Models of Information Seeking: The Standard Model vs. The Tetris Model
The standard model of information seeking, developed through observation, is one that outlines the basic actions involved in finding information. Variations of the standard information seeking model has been developed through work by Salton and Ennis, Shneiderman, and Broder, among others. The most developed model from Marchionini and White describes the information seeking process as:
- Recognizing a need for information
- Accepting the challenge to take action to fulfill the need
- Formulating the problem
- Expressing the information need in a search system
- Examination of the results
- Reformulation of the problem and its expression, and
- Use of the results
(Marchionini and White in Hearst, 2009)
An interesting criticism of this model came out last year in a paper by Max Wilson called “The Tetris Model of the Information Seeking Process”. The standard information seeking model sees users as formulating their queries, viewing their results, and reformulated their query ad infinitum as needed in a circular process until they reach their desired result.

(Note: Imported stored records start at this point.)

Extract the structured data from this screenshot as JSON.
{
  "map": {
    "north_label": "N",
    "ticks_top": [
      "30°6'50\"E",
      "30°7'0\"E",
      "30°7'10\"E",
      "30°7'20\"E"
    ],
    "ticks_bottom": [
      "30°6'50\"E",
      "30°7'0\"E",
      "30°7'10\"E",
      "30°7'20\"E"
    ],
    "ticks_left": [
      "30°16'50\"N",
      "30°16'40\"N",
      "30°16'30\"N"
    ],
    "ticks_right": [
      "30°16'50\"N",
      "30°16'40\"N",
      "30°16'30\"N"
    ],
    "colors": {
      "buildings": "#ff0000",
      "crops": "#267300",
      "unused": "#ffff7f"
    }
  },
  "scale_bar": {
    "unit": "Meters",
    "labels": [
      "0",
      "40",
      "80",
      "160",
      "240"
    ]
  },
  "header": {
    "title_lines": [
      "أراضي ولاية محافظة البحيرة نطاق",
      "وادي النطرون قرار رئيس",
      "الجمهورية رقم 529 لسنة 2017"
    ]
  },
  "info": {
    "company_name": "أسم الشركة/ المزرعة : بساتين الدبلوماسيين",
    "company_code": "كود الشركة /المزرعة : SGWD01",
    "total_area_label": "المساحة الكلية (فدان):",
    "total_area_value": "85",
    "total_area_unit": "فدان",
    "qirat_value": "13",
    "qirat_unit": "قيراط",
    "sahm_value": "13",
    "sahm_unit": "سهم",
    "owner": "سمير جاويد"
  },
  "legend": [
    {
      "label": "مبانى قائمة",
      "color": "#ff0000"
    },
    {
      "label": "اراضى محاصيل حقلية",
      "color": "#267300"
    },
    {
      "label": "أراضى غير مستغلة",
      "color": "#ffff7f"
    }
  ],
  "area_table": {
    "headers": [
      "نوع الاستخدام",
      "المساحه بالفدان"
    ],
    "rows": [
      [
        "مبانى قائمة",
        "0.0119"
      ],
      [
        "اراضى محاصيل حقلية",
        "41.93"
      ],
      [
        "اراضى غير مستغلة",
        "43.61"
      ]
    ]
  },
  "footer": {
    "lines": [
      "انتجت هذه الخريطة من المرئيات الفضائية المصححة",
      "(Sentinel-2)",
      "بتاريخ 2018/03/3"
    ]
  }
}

Wilson argues that the stages of information seeking don’t necessarily occur in a linear process but can be better visualized as a Tetris layout where information must be fitted together to reach a goal. In this model, progression, time, and movement between the different stages of information seeking are tracked independently. This model visualizes the quality and complexity of information through the depth of a Tetris block:
While Wilson relates the increasing speed of the Tetris game to the deadlines and time constraints that people face when searching, I see it as also representing the rate which users become familiar and proficient with the search interface. A game that doesn’t speed up could be seen as a metaphor for usability problems. While the model doesn’t assist with aspects of the information seeking process such as query formulation, it does provide new and novel way to visualize how we piece the information of multiple search results together to find an ultimate result.